Bastam esses três enunciados para que deles colhamos questões interessantíssimas sobre os usos da linguagem. Para os meus propósitos aqui, interessa fazer ver que o Paulão, ao produzir seu enunciado, busca construir uma imagem de si, caracterizada pela sensibilidade. Em outras palavras, ele quer causar a impressão de ser um homem sensível. Ele expõe sua face positiva, que pretende seja reconhecida e valorizada pelos interactantes (Tuco e Floriano). No entanto, ignorando a tentativa de Paulão, Floriano avalia negativamente as duas personagens representadas pelo tio Tuco (o tio farofa e o Serginho), considerando-as “bobas”. A depreciação das personagens é um ato de ameaça à face positiva de Tuco em face do sobrinho. A fim de restaurar sua face, ele produz um ato de fala de comando, ordem, advertência, de modo a exigir dele mais respeito. Ele está autorizado a exercer este ato na condição de seu tio (vê-se aqui a importância do status social como fonte legitimadora da produção do ato de ordenar). Tuco exige do sobrinho respeito e, ao fazê-lo, demarca o grau de hierarquia que fora, momentaneamente, ignorado, defende sua face e, ao mesmo tempo, põe a perder as faces positiva e negativa de Floriano, já que, por um lado, lembra ao menino que ele deveria reivindicar para si uma imagem de alguém que respeita os mais velhos, especialmente quando eles são membros de sua família (face positiva – alguém respeitador, educado); por outro lado, limita seu espaço de ação, já que o adverte de que não pode se comportar daquela maneira, criticando seu próprio tio (face negativa).
Posteriormente, Agostinho, entrando em cena, adverte a todos, lembrando-os de que têm de se ocupar com outras atividades, em vez de ficarem assistindo televisão; no caso de Tuco e Paulão, para Agostinho, eles deveriam estar trabalhando. Nesse momento, Agostinho põe a perder as faces de todos eles, já que os avalia negativamente como ociosos e preguiçosos. Tuco tentará restaurar, recuperar sua face positiva (enquanto artista e trabalhador), justificando o tempo livre.
De tudo que foi exposto, cumpre notar que, ao entrarmos nos jogos de interação, ao aceitarmos jogar segundo as regras desses jogos, estamos constantemente negociando significados, não só os associados aos nossos enunciados, mas também os associados às imagens que fazemos deles, da situação em que nos encontramos e de nós mesmos.
Longe de serem permanentemente harmoniosos, os eventos comunicativos não deixam de exibir tensões, conflitos, que devem, é claro, ser atenuados e, tanto melhor resolvidos, a fim de que a interação seja proveitosa para todos os participantes. É claro que os interactantes buscam sustentar a harmonia durante a interação, mas a arena da qual os discursos são uma representação deixa entrever que a harmonia desejada deve ser sempre negociada e nunca é algo garantido de antemão. 

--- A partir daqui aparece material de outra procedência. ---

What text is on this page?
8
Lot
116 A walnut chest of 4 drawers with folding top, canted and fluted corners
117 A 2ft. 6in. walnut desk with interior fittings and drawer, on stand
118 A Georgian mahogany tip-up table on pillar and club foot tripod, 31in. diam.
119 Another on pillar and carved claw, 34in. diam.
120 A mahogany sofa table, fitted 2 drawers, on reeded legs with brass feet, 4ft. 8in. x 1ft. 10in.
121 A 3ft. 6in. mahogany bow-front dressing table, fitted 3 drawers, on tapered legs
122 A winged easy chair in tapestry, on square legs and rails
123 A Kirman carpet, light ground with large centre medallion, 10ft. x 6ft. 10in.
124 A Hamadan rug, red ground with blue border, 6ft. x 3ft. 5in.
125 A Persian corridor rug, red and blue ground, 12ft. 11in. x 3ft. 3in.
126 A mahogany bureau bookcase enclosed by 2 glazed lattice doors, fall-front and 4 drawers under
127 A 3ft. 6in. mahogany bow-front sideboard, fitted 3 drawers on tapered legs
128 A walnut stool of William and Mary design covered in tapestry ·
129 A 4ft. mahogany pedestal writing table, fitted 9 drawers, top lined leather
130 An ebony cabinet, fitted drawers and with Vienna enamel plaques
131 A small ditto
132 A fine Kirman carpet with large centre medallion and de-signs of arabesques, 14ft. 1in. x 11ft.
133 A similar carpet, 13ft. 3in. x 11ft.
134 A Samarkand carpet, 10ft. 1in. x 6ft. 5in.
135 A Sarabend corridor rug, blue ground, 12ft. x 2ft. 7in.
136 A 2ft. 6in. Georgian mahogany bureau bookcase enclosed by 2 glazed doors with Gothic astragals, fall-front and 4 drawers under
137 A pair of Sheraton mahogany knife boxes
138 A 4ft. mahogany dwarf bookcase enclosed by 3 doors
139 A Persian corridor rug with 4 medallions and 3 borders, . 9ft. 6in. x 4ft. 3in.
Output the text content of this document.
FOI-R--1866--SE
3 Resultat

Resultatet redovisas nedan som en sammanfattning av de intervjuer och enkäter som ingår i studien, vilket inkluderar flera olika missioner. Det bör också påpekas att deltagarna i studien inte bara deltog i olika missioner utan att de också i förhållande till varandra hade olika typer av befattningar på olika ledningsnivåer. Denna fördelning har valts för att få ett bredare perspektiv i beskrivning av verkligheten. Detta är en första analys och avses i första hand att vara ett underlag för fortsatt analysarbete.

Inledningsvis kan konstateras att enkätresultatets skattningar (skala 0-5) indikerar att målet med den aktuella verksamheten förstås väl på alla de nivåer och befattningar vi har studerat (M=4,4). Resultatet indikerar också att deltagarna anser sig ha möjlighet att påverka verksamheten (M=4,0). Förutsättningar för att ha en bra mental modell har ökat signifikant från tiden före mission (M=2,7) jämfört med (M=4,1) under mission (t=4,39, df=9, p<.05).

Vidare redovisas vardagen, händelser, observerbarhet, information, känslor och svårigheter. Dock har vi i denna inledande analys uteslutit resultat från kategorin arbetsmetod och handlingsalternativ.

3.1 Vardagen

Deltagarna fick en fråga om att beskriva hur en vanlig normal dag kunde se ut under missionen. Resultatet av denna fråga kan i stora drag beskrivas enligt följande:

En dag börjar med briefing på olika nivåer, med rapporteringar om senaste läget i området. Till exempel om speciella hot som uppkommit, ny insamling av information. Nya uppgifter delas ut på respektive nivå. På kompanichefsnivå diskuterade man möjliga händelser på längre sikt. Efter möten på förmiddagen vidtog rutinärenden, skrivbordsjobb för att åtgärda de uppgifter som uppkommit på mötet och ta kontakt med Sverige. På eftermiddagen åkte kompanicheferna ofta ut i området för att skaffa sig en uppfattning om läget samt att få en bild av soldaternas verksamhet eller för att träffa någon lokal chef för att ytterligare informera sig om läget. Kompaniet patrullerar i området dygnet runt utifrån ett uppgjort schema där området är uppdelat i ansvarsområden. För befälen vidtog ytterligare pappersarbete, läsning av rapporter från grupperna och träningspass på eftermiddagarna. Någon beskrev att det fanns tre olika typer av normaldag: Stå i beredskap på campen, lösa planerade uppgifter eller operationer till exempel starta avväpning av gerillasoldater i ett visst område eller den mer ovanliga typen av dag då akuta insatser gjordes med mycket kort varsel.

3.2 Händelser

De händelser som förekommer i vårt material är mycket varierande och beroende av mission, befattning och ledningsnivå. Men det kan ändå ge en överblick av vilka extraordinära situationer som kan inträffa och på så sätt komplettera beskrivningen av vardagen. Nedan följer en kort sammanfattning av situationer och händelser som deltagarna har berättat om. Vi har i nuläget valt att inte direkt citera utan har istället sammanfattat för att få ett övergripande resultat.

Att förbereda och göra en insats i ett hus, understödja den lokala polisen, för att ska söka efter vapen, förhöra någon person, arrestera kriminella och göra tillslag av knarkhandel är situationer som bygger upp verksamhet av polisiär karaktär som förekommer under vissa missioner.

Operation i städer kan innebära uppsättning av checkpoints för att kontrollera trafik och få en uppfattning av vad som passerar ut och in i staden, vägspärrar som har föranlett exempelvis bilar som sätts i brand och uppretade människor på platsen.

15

quarta-feira, 18 de julho de 2012

A comunicação é uma encenação (Charaudeau)


                          
                                 O discurso como encenação

                                                  Como o texto faz falar



Vou-me esforçar por que este texto seja o mais inteligível possível ao leitor, porque estou ciente de que as questões de que me ocuparei podem lhe ser ignoradas. A fim de facilitar tanto quanto possível a compreensão pelo leitor, é forçoso que eu defina, previamente, alguns termos que constituirão o conjunto  de pressupostos mediante os quais se orientarão minhas reflexões. Entre eles, estão:



a) Ato de linguagem – é a ação social na qual o falante, apropriando-se da língua, converte-se em sujeito da produção de enunciados, segundo uma intencionalidade que pode lhe estar ou não transparente.  Todo ato de linguagem evidencia duas condições: o da produção e o da interpretação. Assim é que todo ato de linguagem instaura dois tipos de relações:

- a relação que o sujeito enunciador e o sujeito interpretante estabelecem entre si em face do propósito linguístico;



- a relação que eles mantêm um em face do outro.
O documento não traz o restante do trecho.